Despite those difficulties, he is managing to navigate the world, albeit very slowly and with help. He attends school and is doing well. My husband and I fought our school district so he could be specially placed in a private school specifically for children on the autism spectrum. He was being tortured and bullied by peers and staff in regular public school, his grades were slipping, and his anxiety was so severe it got to the point he was eventually unable to walk into the building. Now he has friends he talks to both inside and outside of school, he’s being taken on walks and places in the community to be taught how to purchase items on his own, how to deal with customer service, and how to interact with other people. At home he has chores, there are consequences if he doesn’t keep his room at least semi-decent, and we are trying to break the cycle of him constantly being in his bedroom on electronics with an occasional local camp for special needs kids. He refuses to do local community events because of how badly local kids and adults have treated him in the past, but he still doesn’t like the “autism” label and fights special needs activities as well. That doesn’t leave us with many options, so we are trying the latter right now and hoping he eventually goes with it. He can’t stay in his room forever. It’s starting to smell.

If I could say anything about the month of April, I would say for people to look deeper. I don’t believe in lighting it up blue. That campaign does nothing to tell the real story about autism. What you should be aware of is that when you meet one person with autism, you have only met one person with autism. Everyone is different. I actually have two boys with autism. My older son actually is very mildly on the spectrum, and unless you are home with him, you would never know. He only occasionally shows a symptom here and there. Other than that he’s a sports-playing, high-honor-roll-making, normal high school kid. He practically refuses to let me mention the diagnosis where he is concerned at all. Then there are the children so profoundly affected by the diagnosis, they will never be able to function on their own. People should be aware these are all people with autism. The diagnosis is very real in each and every one of them, and they are all capable of contributing to society. They are not broken. They are not mistakes.

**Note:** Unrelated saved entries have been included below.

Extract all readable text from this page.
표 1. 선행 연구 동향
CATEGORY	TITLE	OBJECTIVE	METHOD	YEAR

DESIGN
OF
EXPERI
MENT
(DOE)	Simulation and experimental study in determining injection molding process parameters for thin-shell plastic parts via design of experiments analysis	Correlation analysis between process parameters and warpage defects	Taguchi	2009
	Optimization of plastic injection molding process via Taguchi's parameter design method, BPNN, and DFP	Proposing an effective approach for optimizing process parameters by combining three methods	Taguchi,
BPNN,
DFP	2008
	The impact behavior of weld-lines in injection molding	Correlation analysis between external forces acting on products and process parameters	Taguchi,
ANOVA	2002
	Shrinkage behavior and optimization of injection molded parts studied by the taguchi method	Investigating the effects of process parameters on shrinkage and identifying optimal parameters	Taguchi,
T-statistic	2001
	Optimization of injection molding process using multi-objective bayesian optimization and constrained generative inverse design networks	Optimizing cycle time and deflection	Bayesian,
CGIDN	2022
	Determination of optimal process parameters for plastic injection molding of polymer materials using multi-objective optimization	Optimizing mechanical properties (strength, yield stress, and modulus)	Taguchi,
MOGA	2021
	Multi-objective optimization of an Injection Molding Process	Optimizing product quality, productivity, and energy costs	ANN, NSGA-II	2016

What people should also concentrate on this month is acceptance. I can’t tell you how many times my son was chased out of organizations, schools, groups, etc. because he was different. It wasn’t just children who did this. Most of the time it was adults. Adults who did not want to deal with a child who was a little more hyper, a child who needed a little more patience, whose brain was wired different and needed a little extra coaching. Once children see how their parents, coaches, teachers, and leaders handle these situations, it gives them the signal how to handle it themselves. Please be kind. Please set the better example.

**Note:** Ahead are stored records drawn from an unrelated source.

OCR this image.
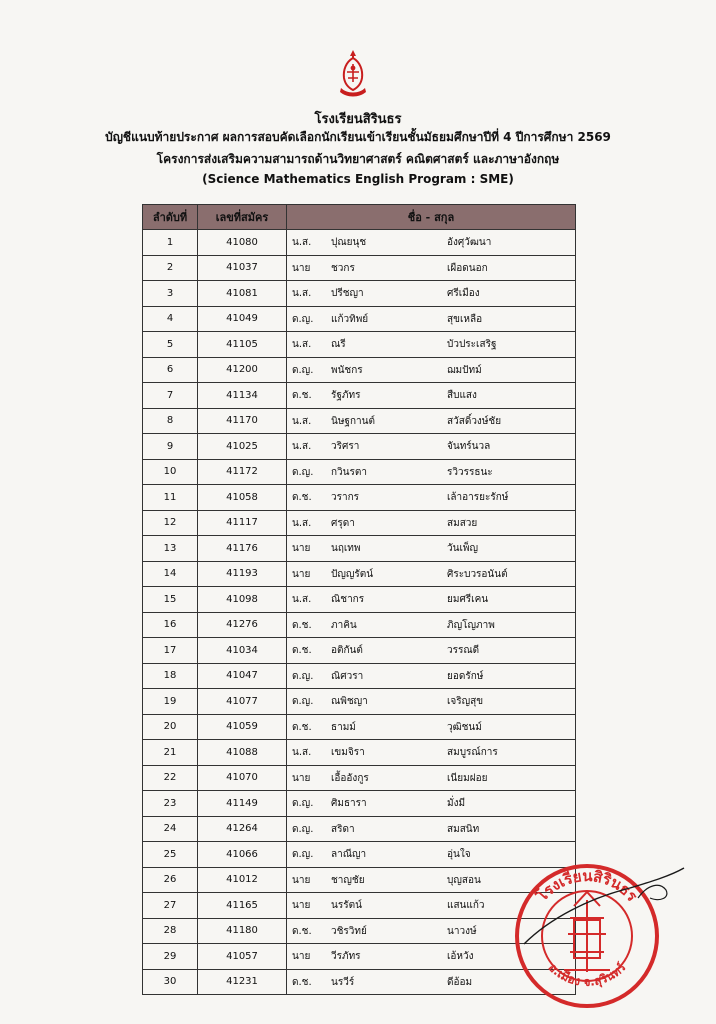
โรงเรียนสิรินธร
บัญชีแนบท้ายประกาศ ผลการสอบคัดเลือกนักเรียนเข้าเรียนชั้นมัธยมศึกษาปีที่ 4 ปีการศึกษา 2569
โครงการส่งเสริมความสามารถด้านวิทยาศาสตร์ คณิตศาสตร์ และภาษาอังกฤษ
(Science Mathematics English Program : SME)
ลำดับที่	เลขที่สมัคร	ชื่อ - สกุล
1	41080	น.ส. ปุณยนุช อังศุวัฒนา

2	41037	นาย ชวกร เผือดนอก

3	41081	น.ส. ปรีชญา ศรีเมือง

4	41049	ด.ญ. แก้วทิพย์ สุขเหลือ

5	41105	น.ส. ณรี บัวประเสริฐ

6	41200	ด.ญ. พนัชกร ฌมปัทม์

7	41134	ด.ช. รัฐภัทร สืบแสง

8	41170	น.ส. นิษฐกานต์ สวัสดิ์วงษ์ชัย

9	41025	น.ส. วริศรา จันทร์นวล

10	41172	ด.ญ. กวินรตา รวิวรรธนะ

11	41058	ด.ช. วรากร เล้าอารยะรักษ์

12	41117	น.ส. ศรุดา สมสวย

13	41176	นาย นฤเทพ วันเพ็ญ

14	41193	นาย ปัญญรัตน์ ศิระบวรอนันต์

15	41098	น.ส. ณิชากร ยมศรีเคน

16	41276	ด.ช. ภาคิน ภิญโญภาพ

17	41034	ด.ช. อติกันต์ วรรณดี

18	41047	ด.ญ. ณิศวรา ยอดรักษ์

19	41077	ด.ญ. ณพิชญา เจริญสุข

20	41059	ด.ช. ธามม์ วุฒิชนม์

21	41088	น.ส. เขมจิรา สมบูรณ์การ

22	41070	นาย เอื้ออังกูร เนียมฝอย

23	41149	ด.ญ. ศิมธารา มั่งมี

24	41264	ด.ญ. สริดา สมสนิท

25	41066	ด.ญ. ลาณีญา อุ่นใจ

26	41012	นาย ชาญชัย บุญสอน

27	41165	นาย นรรัตน์ แสนแก้ว

28	41180	ด.ช. วชิรวิทย์ นาวงษ์

29	41057	นาย วีรภัทร เอ้หวัง

30	41231	ด.ช. นรวีร์ ดีอ้อม
โรงเรียนสิรินธร
อ.เมือง จ.สุรินทร์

Autism families, and those who actually live with autism, go through so much each and every day. It takes a lot to deal with a society that functions one way, and you are permanently wired to deal with it another way.  They can’t change, and you shouldn’t want them to. The greatest innovations of our time come from the people who think differently. Give those with autism all the love and encouragement you can, and not just for the month of April.